At first I thought this didn’t sound real, but the more I think about it, the more I can relate to it. Many of us don’t want to shout about our successes and actually say ‘yes! This is who I am and look at what I have achieved, without feeling the need to somehow apologise for it, or justify it by saying it was just luck.
An it seems we are not alone. Some very influential, successful women have been talking about ‘imposer syndrome’ including Facebook’s chief operating officer Sheryl Sandberg. She said: ‘‘There are still days when I wake up feeling like a fraud, not sure I should be where I am.’’ The actress and feminist Emma Watson has repeatedly admitted she feels like an imposter, as have Kate Winslet and Renée Zellweger.
Impostor syndrome has been studied by researchers for over three decades. One key characteristic of the syndrome is that, although impostors crave acknowledgement and praise for their accomplishments, they do not feel comfortable when they receive it. Instead, praise makes them feel anxious because, underneath, they secretly feel they do not deserve it. After all, they think, I'm just faking it—unlike everyone else here who seems to know what they're doing.
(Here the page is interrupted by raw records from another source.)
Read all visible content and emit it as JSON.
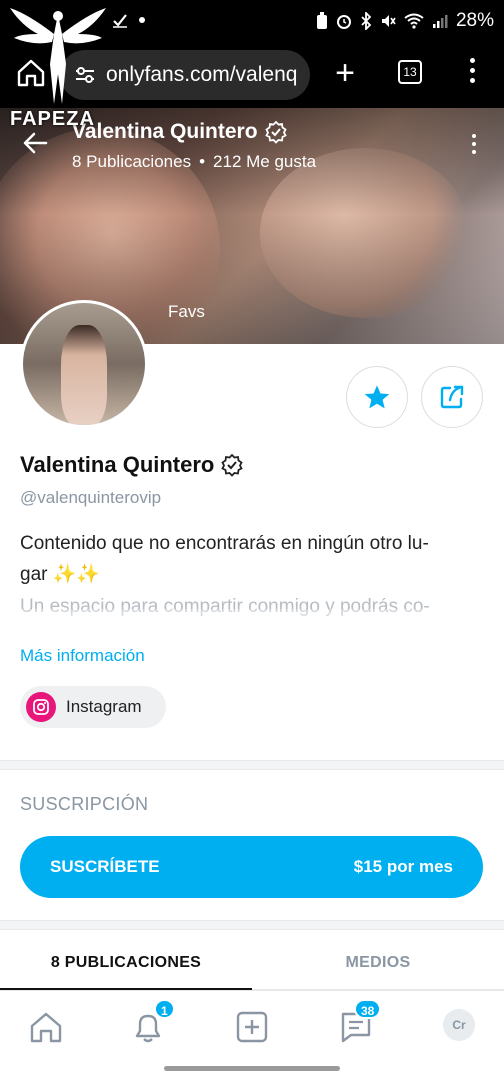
{
  "status_bar": {
    "battery": "28%",
    "icons": [
      "image-icon",
      "check-icon",
      "dot-icon",
      "battery-saver-icon",
      "alarm-icon",
      "bluetooth-icon",
      "mute-icon",
      "wifi-icon",
      "signal-icon"
    ]
  },
  "browser": {
    "url": "onlyfans.com/valenq",
    "tab_count": "13"
  },
  "watermark": {
    "text": "FAPEZA"
  },
  "cover": {
    "name": "Valentina Quintero",
    "posts": "8 Publicaciones",
    "likes": "212 Me gusta",
    "separator": "•",
    "favs": "Favs"
  },
  "profile": {
    "name": "Valentina Quintero",
    "handle": "@valenquinterovip",
    "bio_line1": "Contenido que no encontrarás en ningún otro lu-",
    "bio_line2": "gar ✨✨",
    "bio_line3": "Un espacio para compartir conmigo y podrás co-",
    "more_info": "Más información",
    "social": {
      "label": "Instagram"
    }
  },
  "subscription": {
    "title": "SUSCRIPCIÓN",
    "button_label": "SUSCRÍBETE",
    "price": "$15 por mes"
  },
  "tabs": [
    {
      "label": "8 PUBLICACIONES",
      "active": true
    },
    {
      "label": "MEDIOS",
      "active": false
    }
  ],
  "bottom_nav": {
    "notifications_badge": "1",
    "messages_badge": "38",
    "avatar_initials": "Cr"
  },
  "colors": {
    "accent": "#00aff0",
    "instagram": "#e8157a",
    "muted": "#8a96a3"
  }
}
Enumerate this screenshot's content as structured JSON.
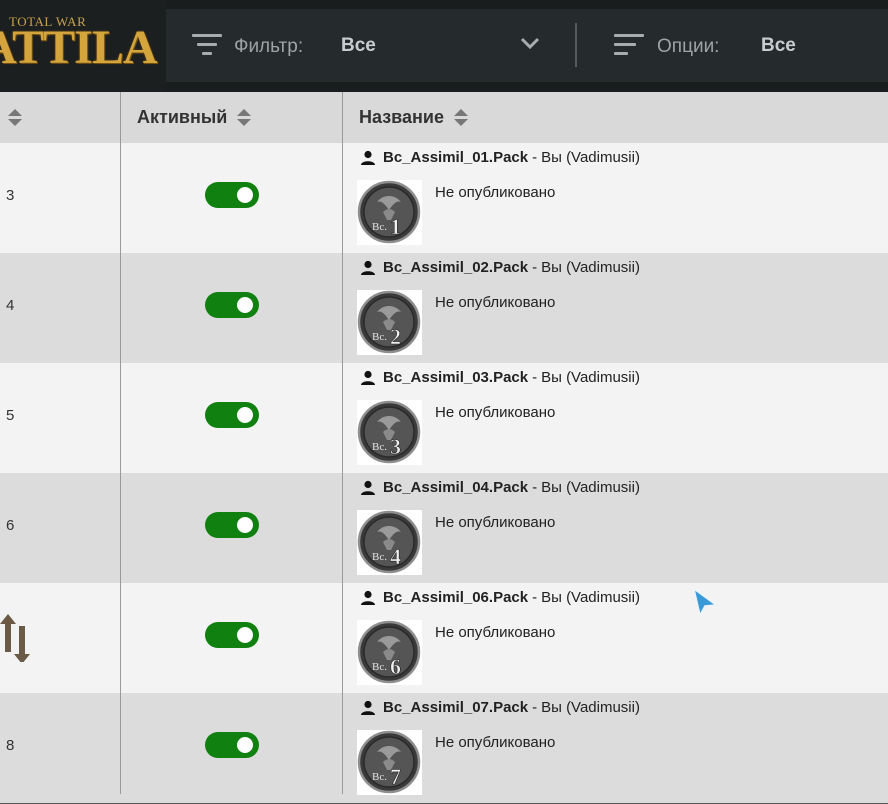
{
  "header": {
    "logo_top": "TOTAL WAR",
    "logo_main": "ATTILA",
    "filter_label": "Фильтр:",
    "filter_value": "Все",
    "options_label": "Опции:",
    "options_value": "Все",
    "filter_icon": "filter-lines-icon",
    "options_icon": "sort-lines-icon"
  },
  "columns": {
    "active": "Активный",
    "name": "Название"
  },
  "colors": {
    "toggle_on": "#108010",
    "topbar": "#1a1d1e",
    "row_light": "#f3f3f3",
    "row_dark": "#dcdcdc"
  },
  "rows": [
    {
      "order": "3",
      "active": true,
      "name": "Bc_Assimil_01.Pack",
      "separator": "-",
      "author": "Вы (Vadimusii)",
      "status": "Не опубликовано",
      "badge": "1"
    },
    {
      "order": "4",
      "active": true,
      "name": "Bc_Assimil_02.Pack",
      "separator": "-",
      "author": "Вы (Vadimusii)",
      "status": "Не опубликовано",
      "badge": "2"
    },
    {
      "order": "5",
      "active": true,
      "name": "Bc_Assimil_03.Pack",
      "separator": "-",
      "author": "Вы (Vadimusii)",
      "status": "Не опубликовано",
      "badge": "3"
    },
    {
      "order": "6",
      "active": true,
      "name": "Bc_Assimil_04.Pack",
      "separator": "-",
      "author": "Вы (Vadimusii)",
      "status": "Не опубликовано",
      "badge": "4"
    },
    {
      "order": "",
      "active": true,
      "name": "Bc_Assimil_06.Pack",
      "separator": "-",
      "author": "Вы (Vadimusii)",
      "status": "Не опубликовано",
      "badge": "6"
    },
    {
      "order": "8",
      "active": true,
      "name": "Bc_Assimil_07.Pack",
      "separator": "-",
      "author": "Вы (Vadimusii)",
      "status": "Не опубликовано",
      "badge": "7"
    }
  ],
  "thumb_text": "Bc."
}
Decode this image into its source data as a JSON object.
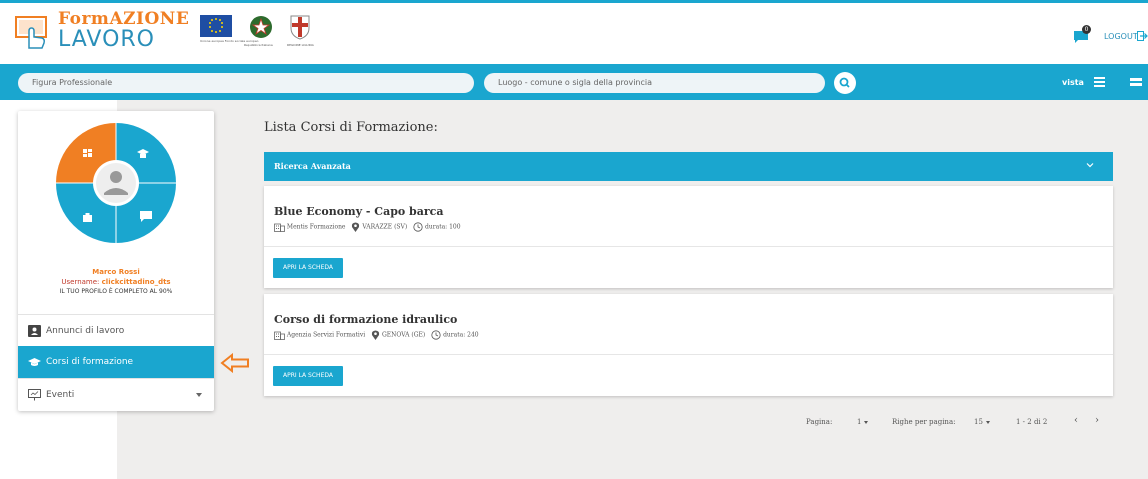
{
  "header": {
    "logo_line1_a": "Form",
    "logo_line1_b": "AZIONE",
    "logo_line2": "LAVORO",
    "eu_caption": "Unione europea Fondo sociale europeo",
    "repub_caption": "Repubblica Italiana",
    "lig_caption": "REGIONE LIGURIA",
    "notifications_count": "0",
    "logout_label": "LOGOUT"
  },
  "search": {
    "profession_placeholder": "Figura Professionale",
    "place_placeholder": "Luogo - comune o sigla della provincia",
    "view_label": "vista"
  },
  "profile": {
    "name": "Marco Rossi",
    "username_label": "Username:",
    "username": "clickcittadino_dts",
    "completion": "IL TUO PROFILO È COMPLETO AL 90%",
    "completion_percent": 90
  },
  "menu": {
    "items": [
      {
        "label": "Annunci di lavoro"
      },
      {
        "label": "Corsi di formazione"
      },
      {
        "label": "Eventi"
      }
    ]
  },
  "content": {
    "title": "Lista Corsi di Formazione:",
    "advanced_search": "Ricerca Avanzata",
    "courses": [
      {
        "title": "Blue Economy - Capo barca",
        "provider": "Mentis Formazione",
        "place": "VARAZZE (SV)",
        "duration": "durata: 100",
        "button": "APRI LA SCHEDA"
      },
      {
        "title": "Corso di formazione idraulico",
        "provider": "Agenzia Servizi Formativi",
        "place": "GENOVA (GE)",
        "duration": "durata: 240",
        "button": "APRI LA SCHEDA"
      }
    ]
  },
  "pager": {
    "page_label": "Pagina:",
    "page_value": "1",
    "rows_label": "Righe per pagina:",
    "rows_value": "15",
    "range": "1 - 2 di 2",
    "prev": "‹",
    "next": "›"
  },
  "colors": {
    "primary": "#1aa6cf",
    "accent": "#f07f23",
    "background": "#efeeed"
  }
}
This research is incredibly timely as not only do we need to increase female confidence in the workplace, we need to ensure our next generation of female leaders don’t feel like they don’t belong in the boardroom either. According to reports published on www.bbc.co.uk, Girls are achieving more than ever before – they regularly outperform boys in the classroom and at university. Yet they still feel they don’t belong. A lot of these feelings and lack of self-belief all points to one thing – confidence.
So, how we combat this?
Ignore the little voice inside that tells you that you are not good enough. Imposter syndrome thrives on your self-criticism, so the more you talk yourself out of your skills or accomplishments, the more you become trapped in an “imposer cycle” - so close the door on it.
Thank those who helped you get to where you are, but ensure you take your credit as well. You did it and you deserve the praise and acknowledgement. Just like this blog, the key to beating ‘imposter syndrome’ is getting girls and women is to talk about it. Sharing stories and collaborating together is something we are very good at.
As well as my twenty year business career running a successful company with my brother, I am still spellbound by the engagement my Guilty Mother blog has brought me in just eight months. Over 10,000 people now follow my weekly blog and I just want to say thank you, thank you, thank you. With so many mummy bloggers out there, I know I am in an overcrowded market place, but it won’t stop me writing. It spurs me on to do better. It’s in my nature. I love to express fun and positivity in my writing and if you like it, then hell yes to that and thumbs down to imposer syndrome.
So, no longer should we feel like imposters but hold our head up high, wearing our parachute pants, saying "yes! we have achieved - and we will continue to do so".